Vasodilators are of limited usefulness in occlusive disease when organic obstruction is significant, and they do not generally improve flow to either skeletal muscle or skin. In some instances vasodilator therapy may actually be harmful when blood is shunted away from diseased areas.

Vasodilators and Hemostasis

Vasodilators may be used as aids during surgical procedures. They can be used to provide a more satisfactory surgical field, to minimize large blood volume losses, and to improve cardiac performance by reducing preload or afterload.

Phosphodiesterase Type 5 Inhibitors and Impotence

A new and evolving use of direct vasodilators is in treatment of erectile dysfunction in men.
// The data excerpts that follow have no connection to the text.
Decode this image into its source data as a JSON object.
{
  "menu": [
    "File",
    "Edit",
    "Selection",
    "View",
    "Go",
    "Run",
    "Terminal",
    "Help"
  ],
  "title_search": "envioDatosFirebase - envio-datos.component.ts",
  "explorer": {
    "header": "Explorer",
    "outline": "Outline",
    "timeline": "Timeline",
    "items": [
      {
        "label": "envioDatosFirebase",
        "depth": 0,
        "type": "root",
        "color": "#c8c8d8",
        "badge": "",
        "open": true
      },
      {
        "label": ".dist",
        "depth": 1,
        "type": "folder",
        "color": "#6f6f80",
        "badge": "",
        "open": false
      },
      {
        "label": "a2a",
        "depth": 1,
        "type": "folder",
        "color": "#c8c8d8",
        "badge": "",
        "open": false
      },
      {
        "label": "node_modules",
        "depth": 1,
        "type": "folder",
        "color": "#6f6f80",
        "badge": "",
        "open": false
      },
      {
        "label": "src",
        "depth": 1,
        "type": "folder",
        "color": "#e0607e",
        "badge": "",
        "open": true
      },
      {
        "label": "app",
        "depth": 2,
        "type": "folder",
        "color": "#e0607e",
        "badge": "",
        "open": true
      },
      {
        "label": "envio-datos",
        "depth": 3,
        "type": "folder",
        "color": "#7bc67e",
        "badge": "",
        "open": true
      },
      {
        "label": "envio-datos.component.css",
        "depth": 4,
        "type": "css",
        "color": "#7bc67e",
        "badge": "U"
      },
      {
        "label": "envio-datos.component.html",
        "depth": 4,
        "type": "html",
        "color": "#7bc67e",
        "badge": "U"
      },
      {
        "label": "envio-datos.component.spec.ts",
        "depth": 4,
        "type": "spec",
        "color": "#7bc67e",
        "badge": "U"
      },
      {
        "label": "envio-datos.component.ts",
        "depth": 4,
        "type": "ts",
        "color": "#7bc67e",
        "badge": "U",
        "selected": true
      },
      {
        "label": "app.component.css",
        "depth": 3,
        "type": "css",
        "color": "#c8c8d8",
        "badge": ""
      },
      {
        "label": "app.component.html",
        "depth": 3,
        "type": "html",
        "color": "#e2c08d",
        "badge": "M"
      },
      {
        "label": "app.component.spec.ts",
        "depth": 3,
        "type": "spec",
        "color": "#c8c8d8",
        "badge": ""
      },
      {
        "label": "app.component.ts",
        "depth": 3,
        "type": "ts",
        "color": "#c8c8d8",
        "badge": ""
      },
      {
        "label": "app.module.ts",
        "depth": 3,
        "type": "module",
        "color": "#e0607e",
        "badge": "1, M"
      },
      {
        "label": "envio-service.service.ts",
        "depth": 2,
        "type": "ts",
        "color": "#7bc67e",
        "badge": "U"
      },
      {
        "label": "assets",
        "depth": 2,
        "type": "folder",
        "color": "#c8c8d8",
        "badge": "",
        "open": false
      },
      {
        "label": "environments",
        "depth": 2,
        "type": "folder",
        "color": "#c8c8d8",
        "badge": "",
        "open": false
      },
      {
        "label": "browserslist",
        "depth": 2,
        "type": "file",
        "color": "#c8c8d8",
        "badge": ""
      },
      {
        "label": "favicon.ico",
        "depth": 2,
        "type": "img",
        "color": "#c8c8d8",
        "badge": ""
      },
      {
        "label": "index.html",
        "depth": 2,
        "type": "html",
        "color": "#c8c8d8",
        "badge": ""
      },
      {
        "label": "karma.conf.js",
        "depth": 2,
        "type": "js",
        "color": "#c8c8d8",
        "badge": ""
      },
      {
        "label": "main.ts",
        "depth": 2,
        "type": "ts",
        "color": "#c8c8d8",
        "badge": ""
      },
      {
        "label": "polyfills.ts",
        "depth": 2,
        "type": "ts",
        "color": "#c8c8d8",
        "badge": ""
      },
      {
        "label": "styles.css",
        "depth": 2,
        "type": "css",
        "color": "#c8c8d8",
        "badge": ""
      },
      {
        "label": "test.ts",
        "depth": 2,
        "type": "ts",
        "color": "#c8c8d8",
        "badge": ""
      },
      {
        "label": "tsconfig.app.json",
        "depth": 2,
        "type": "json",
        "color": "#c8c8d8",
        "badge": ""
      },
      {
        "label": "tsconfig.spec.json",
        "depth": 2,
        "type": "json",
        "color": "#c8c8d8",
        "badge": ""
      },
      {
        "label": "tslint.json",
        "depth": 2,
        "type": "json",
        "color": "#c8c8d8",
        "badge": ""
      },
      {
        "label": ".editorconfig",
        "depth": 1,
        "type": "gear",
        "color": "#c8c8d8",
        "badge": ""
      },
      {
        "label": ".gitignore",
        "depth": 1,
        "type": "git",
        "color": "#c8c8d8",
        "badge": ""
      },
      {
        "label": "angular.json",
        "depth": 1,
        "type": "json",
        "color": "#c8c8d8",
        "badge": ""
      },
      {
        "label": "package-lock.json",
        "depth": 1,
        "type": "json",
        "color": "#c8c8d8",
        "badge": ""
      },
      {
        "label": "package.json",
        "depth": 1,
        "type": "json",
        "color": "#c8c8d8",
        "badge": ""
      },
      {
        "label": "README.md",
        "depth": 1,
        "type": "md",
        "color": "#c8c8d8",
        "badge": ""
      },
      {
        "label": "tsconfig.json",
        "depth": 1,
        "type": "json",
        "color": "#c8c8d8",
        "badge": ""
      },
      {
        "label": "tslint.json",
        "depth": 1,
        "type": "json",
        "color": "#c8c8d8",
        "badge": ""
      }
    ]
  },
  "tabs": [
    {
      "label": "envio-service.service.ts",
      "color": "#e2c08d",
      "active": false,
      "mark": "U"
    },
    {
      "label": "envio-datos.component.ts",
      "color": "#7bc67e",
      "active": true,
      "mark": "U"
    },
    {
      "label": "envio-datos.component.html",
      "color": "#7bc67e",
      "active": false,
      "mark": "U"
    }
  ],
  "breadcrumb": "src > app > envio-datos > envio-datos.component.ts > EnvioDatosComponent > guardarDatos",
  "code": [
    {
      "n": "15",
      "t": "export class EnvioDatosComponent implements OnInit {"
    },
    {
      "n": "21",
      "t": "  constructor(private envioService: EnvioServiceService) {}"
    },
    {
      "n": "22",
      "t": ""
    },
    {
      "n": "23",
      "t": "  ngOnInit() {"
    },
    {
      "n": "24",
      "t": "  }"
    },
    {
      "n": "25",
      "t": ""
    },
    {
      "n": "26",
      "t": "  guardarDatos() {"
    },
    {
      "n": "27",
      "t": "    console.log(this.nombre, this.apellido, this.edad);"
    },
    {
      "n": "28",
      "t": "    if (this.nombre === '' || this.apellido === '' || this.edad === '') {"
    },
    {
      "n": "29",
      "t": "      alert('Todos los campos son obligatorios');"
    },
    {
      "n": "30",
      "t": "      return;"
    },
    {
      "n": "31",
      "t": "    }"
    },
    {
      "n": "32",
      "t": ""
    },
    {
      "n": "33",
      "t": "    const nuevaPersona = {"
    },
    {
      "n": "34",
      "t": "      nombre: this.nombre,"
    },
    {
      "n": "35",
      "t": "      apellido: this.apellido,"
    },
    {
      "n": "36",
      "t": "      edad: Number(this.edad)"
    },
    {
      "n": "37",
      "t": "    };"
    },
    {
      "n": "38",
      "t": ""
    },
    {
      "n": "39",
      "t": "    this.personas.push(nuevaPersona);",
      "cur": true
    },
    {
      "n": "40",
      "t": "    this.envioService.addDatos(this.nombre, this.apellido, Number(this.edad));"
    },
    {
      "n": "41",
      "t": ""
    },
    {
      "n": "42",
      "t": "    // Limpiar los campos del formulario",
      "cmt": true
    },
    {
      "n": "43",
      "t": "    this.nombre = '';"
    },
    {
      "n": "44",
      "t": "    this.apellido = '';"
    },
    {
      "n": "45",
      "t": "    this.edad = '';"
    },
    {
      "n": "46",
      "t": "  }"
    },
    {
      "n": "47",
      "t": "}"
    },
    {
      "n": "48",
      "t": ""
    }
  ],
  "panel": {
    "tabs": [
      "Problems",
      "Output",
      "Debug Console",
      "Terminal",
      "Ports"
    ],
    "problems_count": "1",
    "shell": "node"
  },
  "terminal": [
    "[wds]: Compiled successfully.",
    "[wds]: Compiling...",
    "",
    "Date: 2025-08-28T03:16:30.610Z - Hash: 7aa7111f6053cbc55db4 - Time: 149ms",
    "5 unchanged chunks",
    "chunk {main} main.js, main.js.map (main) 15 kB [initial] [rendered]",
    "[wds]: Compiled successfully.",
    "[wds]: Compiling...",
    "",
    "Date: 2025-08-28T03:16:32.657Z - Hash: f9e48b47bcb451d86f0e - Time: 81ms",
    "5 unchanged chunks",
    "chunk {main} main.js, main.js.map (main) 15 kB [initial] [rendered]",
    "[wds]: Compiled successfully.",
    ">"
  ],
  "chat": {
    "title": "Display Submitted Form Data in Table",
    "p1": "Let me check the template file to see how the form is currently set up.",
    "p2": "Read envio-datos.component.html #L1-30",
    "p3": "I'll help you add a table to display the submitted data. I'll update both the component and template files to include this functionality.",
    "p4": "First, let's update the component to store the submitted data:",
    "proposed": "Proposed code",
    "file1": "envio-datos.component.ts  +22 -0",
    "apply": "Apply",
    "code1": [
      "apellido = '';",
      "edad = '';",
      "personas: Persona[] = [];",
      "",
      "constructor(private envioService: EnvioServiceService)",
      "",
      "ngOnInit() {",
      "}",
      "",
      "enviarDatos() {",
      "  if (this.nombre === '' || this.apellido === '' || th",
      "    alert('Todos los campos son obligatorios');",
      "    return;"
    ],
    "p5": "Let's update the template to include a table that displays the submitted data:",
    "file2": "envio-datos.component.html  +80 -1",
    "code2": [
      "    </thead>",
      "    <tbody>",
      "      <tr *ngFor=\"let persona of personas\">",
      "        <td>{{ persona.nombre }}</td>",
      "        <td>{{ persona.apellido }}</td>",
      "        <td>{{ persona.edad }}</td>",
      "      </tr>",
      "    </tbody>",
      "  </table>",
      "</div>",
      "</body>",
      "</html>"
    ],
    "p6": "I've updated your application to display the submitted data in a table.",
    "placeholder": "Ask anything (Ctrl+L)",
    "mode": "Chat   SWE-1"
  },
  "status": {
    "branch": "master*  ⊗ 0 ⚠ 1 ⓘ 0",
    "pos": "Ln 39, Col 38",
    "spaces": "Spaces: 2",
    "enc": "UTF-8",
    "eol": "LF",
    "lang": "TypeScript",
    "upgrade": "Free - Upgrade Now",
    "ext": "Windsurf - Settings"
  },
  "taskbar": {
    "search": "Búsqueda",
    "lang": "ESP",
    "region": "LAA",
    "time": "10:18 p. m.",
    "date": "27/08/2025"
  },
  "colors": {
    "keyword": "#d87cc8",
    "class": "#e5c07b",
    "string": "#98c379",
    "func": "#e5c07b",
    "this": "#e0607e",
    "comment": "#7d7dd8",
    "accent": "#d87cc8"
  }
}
The use of PDE5 inhibitors, including sildenafil, tadalafil and vardenafil, has dramatically altered therapeutic treatment for this disorder. Parasympathetic nerves innervating blood vessels of the penile corpus cavernosum release NO when activated during sexual activity. Sildenafil and related drugs potentiate the action of NO on cGMP by blocking cGMP hydrolysis, resulting in prolonged dilation of cavernosal blood vessels, thereby enhancing erection.

Nitrovasodilators

As with all vasodilators, orthostatic hypotension and tachycardia are adverse effects of nitrate therapy. Vascular headache is quite common but rapidly disappears on continued use. Tolerance to the vascular effects of nitrates does occur; however, this is not of great clinical significance, except possibly in treatment of chronic CHF. Cross-tolerance exists between nitroglycerin and other nitrate esters, but this and other nitrate tolerance can be reduced by only a short period of nitrate abstention. Orthostatic hypotension can be minimized by careful adjustment of dose and by having the patient avoid the upright position when taking rapid-acting preparations. Physical dependence has been observed in munitions workers exposed continuously to very high concentrations of nitrates. In these individuals withdrawal from the industrial environment may result in angina. This phenomenon is not observed in patients normally taking therapeutic doses of nitrates but can occur in individuals who have been taking large doses for a long time.

Nitrates can be reduced to nitrites, which in turn can oxidize the ferrous iron of hemoglobin, converting it to methemoglobin. The latter reduces O₂ delivery to tissues. Methemoglobinemia is not a problem with normal nitrate therapy but may be observed in accidental poisoning or overdose.

Phosphodiesterase Type 5 Inhibitors

Type 5 PDE inhibitors can cause abnormalities in color vision, although this is most common with sildenafil.

Inhibition of PDE5 in other tissues, such as esophageal smooth muscle, can result in a reduced tone of the esophageal sphincter and increased gastroesophageal reflux, as well as dyspepsia. In addition, as a consequence of PDE type 5 inhibition in the brain, these compounds have been reported to result in emotional, neurological, and psychological side effects. They also have the potential to cause hypotension.